Santri bukan anti-modernitas. Justru, mereka adalah pengawal agar modernitas tetap beradab. Gus Dur, KH Ma’ruf Amin, KH Nasaruddin Umar, Gus Baha, atau Gus Nadir menunjukkan bahwa ilmu pesantren tidak berhenti di serambi musala. Ia bisa menjadi kebijakan publik, gagasan kemanusiaan, bahkan inspirasi pengembangan ilmu pengetahuan. Pesantren adalah ruang lahirnya pemimpin-pemimpin yang berpikir jernih dan berhati bersih.
Algoritma yang baik dibangun oleh orang baik. Jika dunia digital penuh ujaran kebencian, hoaks, dan caci maki, itu karena ruangnya terlalu lama dibiarkan kosong oleh mereka yang berilmu. Maka santri harus mengisi kekosongan itu—bukan dengan amarah, tapi dengan karya. Bukan dengan celaan, tapi dengan teladan. Karena semakin banyak konten baik yang hadir, semakin cerdas pula mesin akan bekerja menebarkan kebaikan.

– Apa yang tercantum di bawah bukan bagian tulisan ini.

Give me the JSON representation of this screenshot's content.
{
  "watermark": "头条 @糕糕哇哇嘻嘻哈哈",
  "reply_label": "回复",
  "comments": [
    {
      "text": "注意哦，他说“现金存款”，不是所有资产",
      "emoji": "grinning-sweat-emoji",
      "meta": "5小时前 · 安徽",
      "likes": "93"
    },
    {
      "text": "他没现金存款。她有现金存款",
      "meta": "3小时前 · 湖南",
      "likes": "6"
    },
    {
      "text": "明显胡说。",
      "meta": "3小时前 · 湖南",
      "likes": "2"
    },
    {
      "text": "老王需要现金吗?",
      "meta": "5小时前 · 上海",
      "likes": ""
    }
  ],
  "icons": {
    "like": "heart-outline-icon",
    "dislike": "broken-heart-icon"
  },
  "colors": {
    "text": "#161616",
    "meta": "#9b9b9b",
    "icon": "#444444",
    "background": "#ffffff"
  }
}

Hari Santri kali ini seharusnya bukan sekadar nostalgia tentang perjuangan masa lalu, tapi deklarasi masa depan: bahwa santri siap jadi pemain utama di era algoritma. Tidak cukup hanya hafal Taqrib, Alfiyah, Alquran, dan Hadis, tapi juga paham coding, data literacy, manajemen informasi, dan ilmu-ilmu kekinian lainnya. Santri bisa menjadi akademisi, pejabat, penulis, influencer, teknokrat, bahkan teknolog—asal ruhnya tetap sama: menjaga adab dalam setiap profesi.
Pada akhirnya, algoritma hanyalah rumus. Ia akan mengikuti pola pikir manusia. Jika santri mengisinya dengan ilmu dan akhlak, maka dunia digital pun akan menjadi pesantren besar yang menebar cahaya. Jadi, jangan takut pada algoritma—taklukkan ia dengan kejujuran, kendalikan ia dengan adab. Karena zaman boleh berubah, tapi satu prinsip tetap abadi: ilmu tanpa adab adalah kebutaan, dan adab tanpa ilmu adalah kerapuhan.